A Sa Sa International Holdings Ltd statement has revealed that the company’s reliance on mainland Chinese visitors has also led to its vulnerability in the Hong Kong retail market as “political instability and anti-mainland tourist sentiment have impacted the overall market in Hong Kong,”
Conversely, Sa Sa noted that the Central Government has listed Macau tourism as a key sector for economic growth, which has given the company grounds for optimism about its Macau market and its retail sector.
“Tourist facilities in Macau are now growing rapidly to attract and accommodate new tourists,” the statement issued by the company’s CEO, Simon Kwok, and taken from Sa Sa’s 2016 Annual Report, read.
The statement recalled that during the fiscal year ending March 31, medicines and cosmetics sales in Hong Kong decreased 4.4 percent while the overall retail market declined by 6.4 percent.

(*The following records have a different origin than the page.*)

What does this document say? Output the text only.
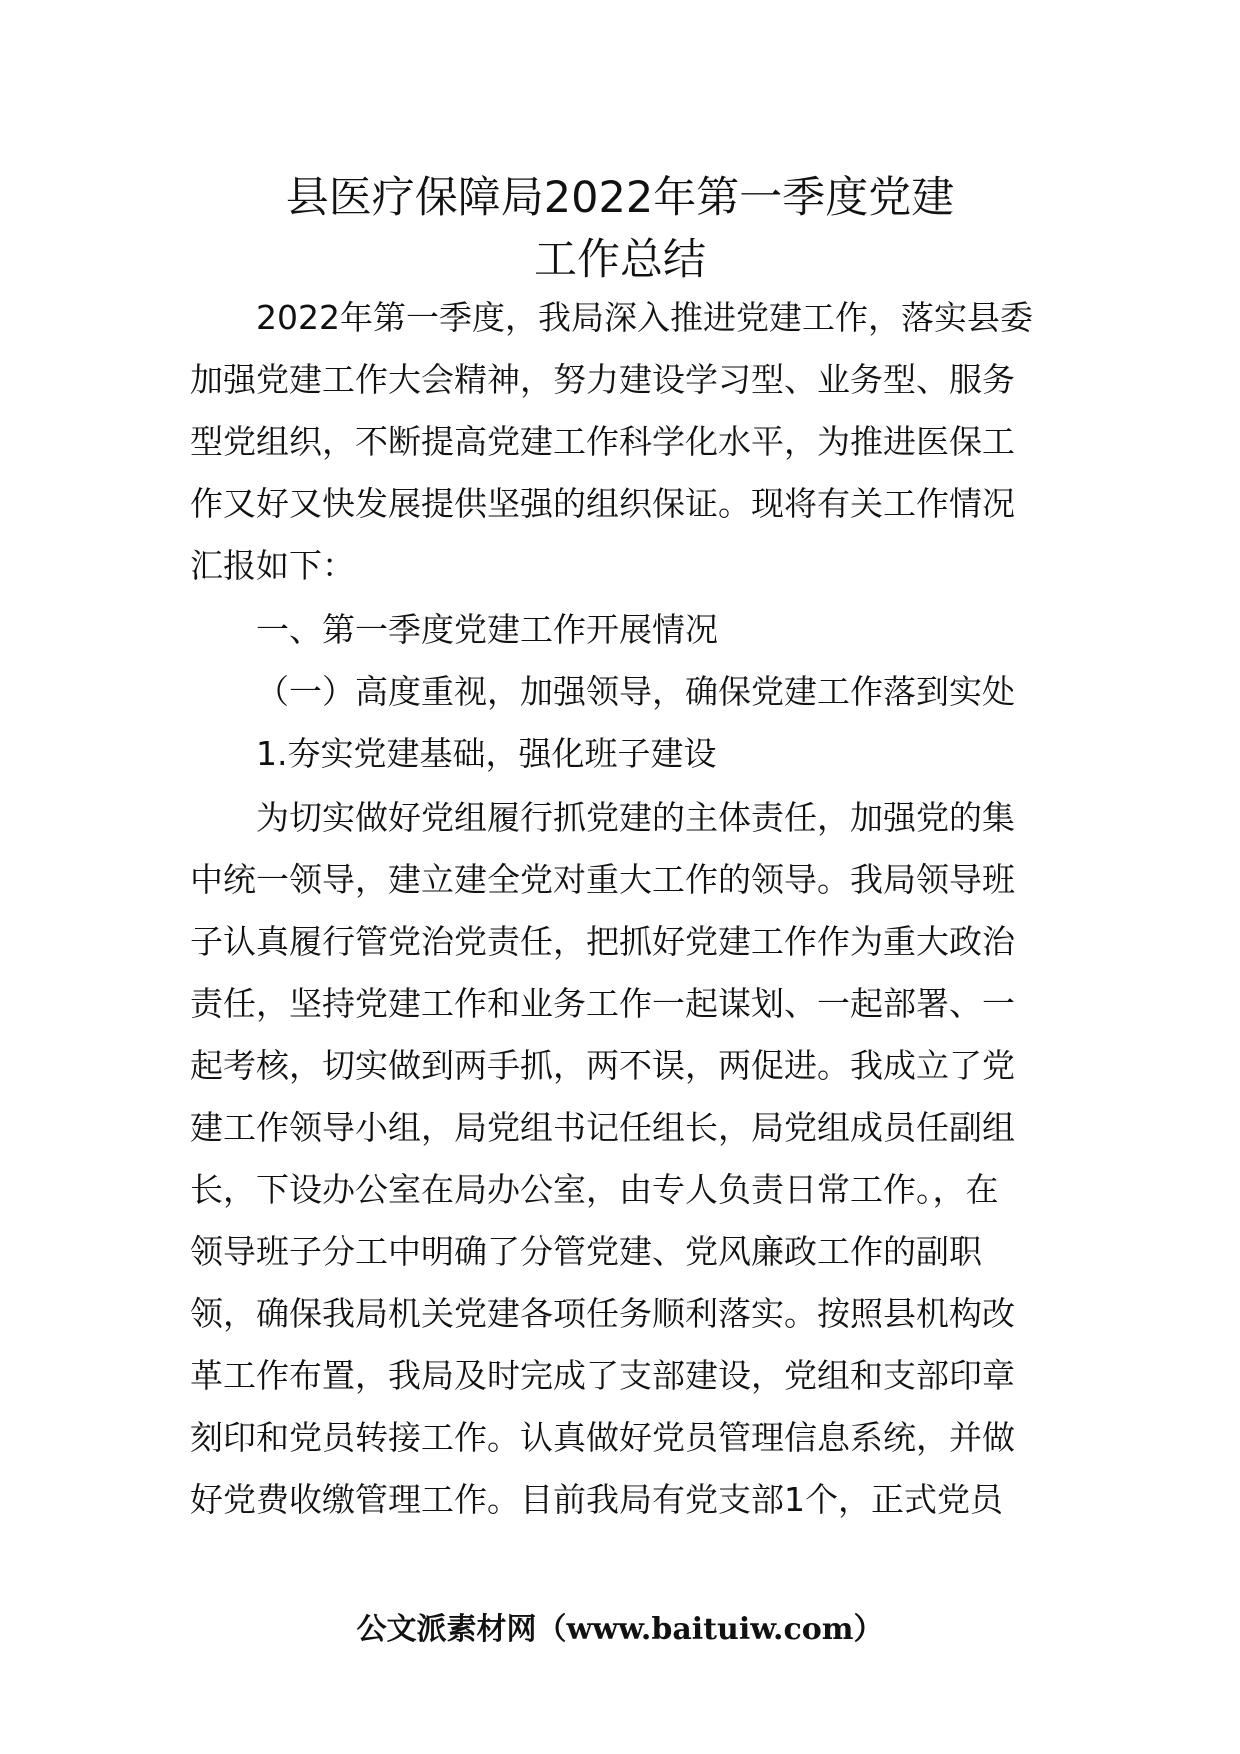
县医疗保障局2022年第一季度党建
工作总结
2022年第一季度，我局深入推进党建工作，落实县委
加强党建工作大会精神，努力建设学习型、业务型、服务
型党组织，不断提高党建工作科学化水平，为推进医保工
作又好又快发展提供坚强的组织保证。现将有关工作情况
汇报如下：
一、第一季度党建工作开展情况
（一）高度重视，加强领导，确保党建工作落到实处
1.夯实党建基础，强化班子建设
为切实做好党组履行抓党建的主体责任，加强党的集
中统一领导，建立建全党对重大工作的领导。我局领导班
子认真履行管党治党责任，把抓好党建工作作为重大政治
责任，坚持党建工作和业务工作一起谋划、一起部署、一
起考核，切实做到两手抓，两不误，两促进。我成立了党
建工作领导小组，局党组书记任组长，局党组成员任副组
长，下设办公室在局办公室，由专人负责日常工作。，在
领导班子分工中明确了分管党建、党风廉政工作的副职
领，确保我局机关党建各项任务顺利落实。按照县机构改
革工作布置，我局及时完成了支部建设，党组和支部印章
刻印和党员转接工作。认真做好党员管理信息系统，并做
好党费收缴管理工作。目前我局有党支部1个，正式党员
公文派素材网（www.baituiw.com）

During the same period, cosmetics and sanitary articles sales in Macau grew 11.4 percent, showing that the cosmetics industry remains comparatively resilient in that market.
“Overall, our sales and profitability have weakened, with our retail sales in Hong Kong and Macau decreasing by 14.2 percent,” the CEO revealed.
However the group believes that Hong Kong will continue to enjoy the advantages of being adjacent to economically robust southern China.
The company based this optimism on the fast-growing mainland Chinese middle class whose levels of affluence will steadily rise, and who will continue to increase their spending, according to the statement.
Sa Sa also believes that transportation infrastructure such as the high-speed rail link and the Hong Kong-Zhuhai-Macau bridge would help Hong Kong become further integrated with China.